Considerazioni molto filosofiche, e nella realtà giuste. Direi di sostituire, almeno per questo periodo storico, a “Io in Dio” quello che noi diciamo “Il Christo in me”. Questo è ciò che è venuto a compiere sulla Terra il Figlio dell’Uomo: dare un esempio di quello che l’uomo potrà fare nel suo sviluppo futuro: Lui è ciò che ogni “Uomo di buona volontà” potrà fare nei secoli, a Sua imitazione, prendendo su di sé una piccola parte del male del mondo e redimendola. Noi siamo destinati, se sapremo andare nella giusta direzione, a divenire la Decima Gerarchia. Ma quanto lavoro dovremo compiere!

 




 

letterinaGentile redazione, ho avuto a che fare, di recente, con una delle tante applicazioni del­l’Intelligenza Artificiale. In particolare, ho notato con quale facilità “anima” le foto, anche quelle antiche. Il risultato è notevole, anche se decisamente “spiazzante”. Tralascio completamente l’aspetto negativo – fino a un certo punto – della sottrazione dei posti di lavoro. In questa sede non ci interessa. Credo che ci siano molte remore ad usare l’AI, ad esempio da parte dei cosiddetti “antroposofi ortodossi”, inguaribilmente luciferici, secondo me. L’atteggiamento è di paura: «Anatema all’AI!», «Vade retro, invenzione diabolica!». Certamente un’invenzione del genere è decisamente capace di modificare la realtà e ingannare molti. In questo senso è sicuramente arimanica e pericolosa. Da un altro lato, tuttavia, mi vengono due considerazioni. La prima: non è meglio, anziché scagliare inutili anatemi, essere pronti a fronteggiare anche questa sfida? Arimane si vince sul suo terreno, “cavalcando la tigre”, per usare una fortunata espressione orientale. E con fantasia morale, aggiungerei. Se lo si tenta di evitare, Arimane lo si rafforza. La seconda: con l’AI potrebbero essere poste in essere nuove forme artistiche del tutto diverse da quelle sinora conosciute. Non fu proprio Steiner a dire che l’arte del futuro dovrà essere completamente libera da qualsiasi “necessità”, da qualsiasi naturalismo? Mi interesserebbe molto il vostro parere.

 

Un lettore non tradizionalista

 

 

L’argomento è interessante e molto attuale, ma tocca sul vivo la sensibilità di molti lettori, e dunque rischia di suscitare le inevitabili polemiche che ne seguirebbero. Tra l’altro si tratta di immagini su cui L’Archetipo non possiede diritti, dunque non è il caso di mostrarle modificate o animate. Inoltre, uno dei problemi è che l’AI indovina, ma non conosce la persona, gli atteggiamenti e le espressioni uniche che vengono dalla personalità individuale. Quindi le varie espressioni, sorrisi, gesti, sono solo tentativi che non rispondono alla realtà dell’individuo.

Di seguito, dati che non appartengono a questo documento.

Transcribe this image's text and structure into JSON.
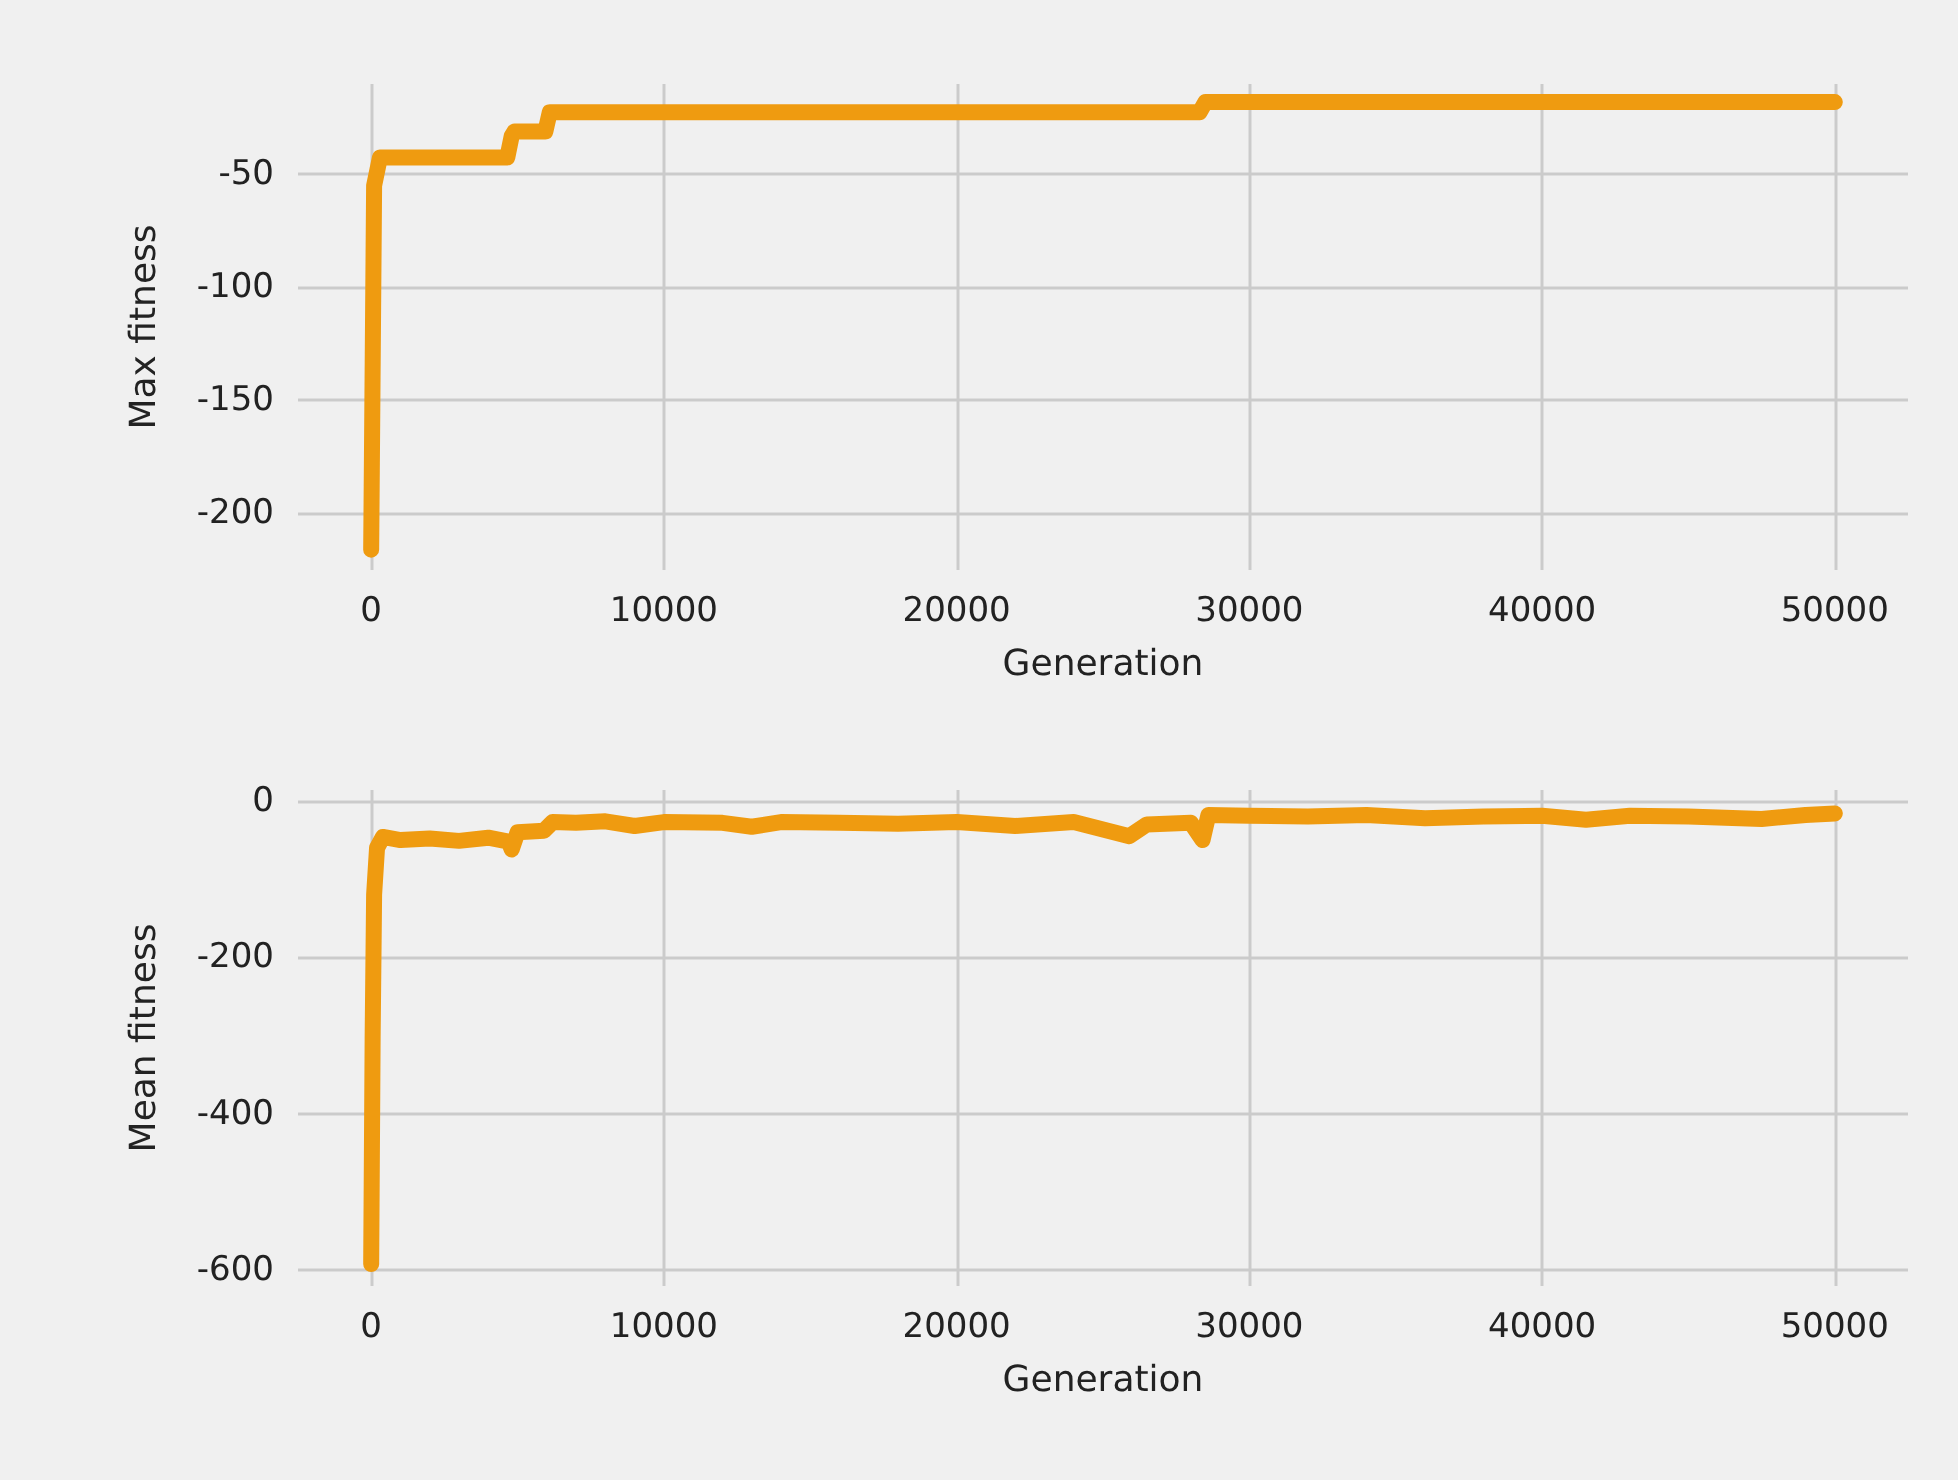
{
  "chart_data": [
    {
      "type": "line",
      "xlabel": "Generation",
      "ylabel": "Max fitness",
      "color": "#ef9b10",
      "grid": true,
      "x": [
        0,
        100,
        300,
        4650,
        4800,
        4900,
        5950,
        6100,
        28300,
        28500,
        50000
      ],
      "values": [
        -216,
        -55,
        -42.5,
        -42.5,
        -33,
        -31,
        -31,
        -22.5,
        -22.5,
        -18,
        -18
      ],
      "xlim": [
        -2500,
        52500
      ],
      "xticks": [
        0,
        10000,
        20000,
        30000,
        40000,
        50000
      ],
      "ylim": [
        -225,
        -10
      ],
      "yticks": [
        -200,
        -150,
        -100,
        -50
      ]
    },
    {
      "type": "line",
      "xlabel": "Generation",
      "ylabel": "Mean fitness",
      "color": "#ef9b10",
      "grid": true,
      "x": [
        0,
        50,
        100,
        200,
        400,
        1000,
        2000,
        3000,
        4000,
        4700,
        4800,
        5000,
        5900,
        6200,
        7000,
        8000,
        9000,
        10000,
        12000,
        13000,
        14000,
        16000,
        18000,
        20000,
        22000,
        24000,
        25900,
        26500,
        28000,
        28400,
        28600,
        30000,
        32000,
        34000,
        36000,
        38000,
        40000,
        41500,
        43000,
        45000,
        47500,
        49000,
        50000
      ],
      "values": [
        -592,
        -300,
        -120,
        -60,
        -46,
        -50,
        -48,
        -51,
        -47,
        -52,
        -62,
        -40,
        -38,
        -27,
        -28,
        -26,
        -32,
        -27,
        -28,
        -33,
        -27,
        -28,
        -29,
        -27,
        -32,
        -27,
        -45,
        -30,
        -28,
        -50,
        -18,
        -19,
        -20,
        -18,
        -22,
        -20,
        -19,
        -24,
        -19,
        -20,
        -23,
        -18,
        -16
      ],
      "xlim": [
        -2500,
        52500
      ],
      "xticks": [
        0,
        10000,
        20000,
        30000,
        40000,
        50000
      ],
      "ylim": [
        -620,
        14
      ],
      "yticks": [
        -600,
        -400,
        -200,
        0
      ]
    }
  ]
}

Capisco quello che Steiner disse a proposito del “naturalismo” al quale erano legati molti artisti che dovevano riprodurre fedelmente non solo le fisionomie ma anche l’abbigliamento e l’ambienta­zione delle persone ritratte: l’invenzione della fotografia ha liberato in particolare i pittori dal giogo della riproduzione fedele. Quanto all’arte del futuro, penso che non potrà venire da qualcosa di basato sull’elettronica, ma dall’elaborazione personale degli artisti, che troveranno sempre nuove espressioni e a livelli, si spera, sempre piú elevati.